A newspaper ad for U.K. confectioner Thorntons, from Rainey Kelly Campbell Rolfe, uses the headline, "Politicians can be bought," and shows chocolate figures of famous politicians, including Labour Party candidate Tony Blair, Prime Minister John Major and Lord Sutch, founder and perennial candidate of the Monster Raving Loony Party.
U.K. soft drink Tango from Britvic Soft Drinks is airing a TV spot by HHCL Partners that color codes the different political parties to various flavors of Tango. And Swatch is using a direct-mail brochure promoting the Swatch-sponsored Irony Party, touting the campaign theme "Vote style."

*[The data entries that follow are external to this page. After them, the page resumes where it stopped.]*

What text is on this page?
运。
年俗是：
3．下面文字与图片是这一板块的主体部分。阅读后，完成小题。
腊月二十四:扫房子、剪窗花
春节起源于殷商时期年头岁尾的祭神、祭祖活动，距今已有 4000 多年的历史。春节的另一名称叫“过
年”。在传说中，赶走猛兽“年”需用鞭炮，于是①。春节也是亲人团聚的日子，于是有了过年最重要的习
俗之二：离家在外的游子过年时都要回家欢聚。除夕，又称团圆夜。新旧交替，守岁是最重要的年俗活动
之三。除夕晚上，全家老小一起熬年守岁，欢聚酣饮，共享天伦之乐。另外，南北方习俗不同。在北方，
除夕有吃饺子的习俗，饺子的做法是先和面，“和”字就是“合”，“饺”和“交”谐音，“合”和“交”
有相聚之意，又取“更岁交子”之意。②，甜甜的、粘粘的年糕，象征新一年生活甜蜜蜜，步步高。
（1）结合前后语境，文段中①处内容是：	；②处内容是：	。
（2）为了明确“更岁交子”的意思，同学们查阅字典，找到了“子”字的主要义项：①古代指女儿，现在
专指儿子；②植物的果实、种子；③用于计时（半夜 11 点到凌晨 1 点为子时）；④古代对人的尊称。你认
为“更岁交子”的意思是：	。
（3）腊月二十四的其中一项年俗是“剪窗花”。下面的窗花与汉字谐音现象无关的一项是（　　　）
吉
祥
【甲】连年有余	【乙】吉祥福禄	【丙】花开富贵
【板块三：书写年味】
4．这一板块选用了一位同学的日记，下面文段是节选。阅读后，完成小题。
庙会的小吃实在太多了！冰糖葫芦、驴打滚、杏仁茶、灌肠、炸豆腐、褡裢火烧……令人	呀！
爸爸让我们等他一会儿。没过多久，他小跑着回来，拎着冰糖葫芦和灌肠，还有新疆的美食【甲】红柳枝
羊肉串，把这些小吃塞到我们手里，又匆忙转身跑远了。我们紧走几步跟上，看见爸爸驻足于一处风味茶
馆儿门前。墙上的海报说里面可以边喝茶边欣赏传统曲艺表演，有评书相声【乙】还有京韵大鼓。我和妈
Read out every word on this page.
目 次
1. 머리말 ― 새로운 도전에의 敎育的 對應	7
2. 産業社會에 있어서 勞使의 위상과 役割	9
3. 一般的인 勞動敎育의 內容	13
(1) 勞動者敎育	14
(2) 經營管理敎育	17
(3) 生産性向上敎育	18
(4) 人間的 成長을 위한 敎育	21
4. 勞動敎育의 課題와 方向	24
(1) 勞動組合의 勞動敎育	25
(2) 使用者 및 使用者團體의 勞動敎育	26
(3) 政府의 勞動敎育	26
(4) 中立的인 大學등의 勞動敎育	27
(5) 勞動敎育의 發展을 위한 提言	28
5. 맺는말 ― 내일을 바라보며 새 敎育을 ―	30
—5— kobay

As for the real political race, the one-month campaign is not a big deal compared with the length of U.S. campaigns, with Mr. Blair widely believed to be near ending the term of Mr. Major.
Labour, with a comfortable 20-point lead by most polls, is sticking mainly to out-of-home advertising, said Gail Nuttney, the account director at BMP DDB Needham in charge of the Labour ad campaign.
The biggest-spending party is the Conservatives, which Labour officials estimate may spend $16 million on newspaper and outdoor ads from M&C Saatchi.
Paid political TV advertising is taboo in the U.K., although each of the two main parties gets 25 minutes of free airtime, divided into 5-minute broadcasts created by their ad agencies.
Two other parties, the Liberal Democrats and the Referendum Party, are doing little advertising.
Last week, the Labour Party started an outdoor campaign focusing on five election pledges, including "Income tax rates will not rise" and "More jobs for young people."
In a more unconventional use of media, aimed at reaching young people, who often don't vote, Labour is sticking humorous posters on the doors of public toilets in 3,000 pubs and nightclubs. They read: "Now wash your hands of the Tories."
M&C Saatchi executives, who snatched the Conservative Party account last year from Mr. Saatchi's former agency, Saatchi & Saatchi Advertising, are keeping an uncharacteristically low profile as they shuttle back and forth to meetings at Conservative Central Office.
Previous election campaigns have been enlivened by dramatic clashes with agencies trying to claim credit for ideas used by the Conservatives, and by party ads such as 1979's memorable "Labour isn't working" poster that showed snaking lines of unemployed Britons.
That famous ad helped topple the last Labour government.
"Traditionally, [the] Saatchis have done astonishingly powerful things," Ms. Nuttney said.
REINING IN SAATCHI?
This year's campaign has been rife with speculation that the Conservatives aren't giving Mr. Saatchi's agency as free a hand to create more daring ads.
The most exciting one-a print ad depicting Mr. Blair with unearthly red "Demon eyes"-ran before the campaign actually started and was banned by the U.K.'s Advertising Standards Authority regulatory body after 167 complaints from the public.
"Demon eyes" became so well-known that U.K. supermarket chain Tesco is promoting its pork pies with an ad by Lowe Howard-Spink showing a man with a pork pie covering each eye and the headline "Demon pies."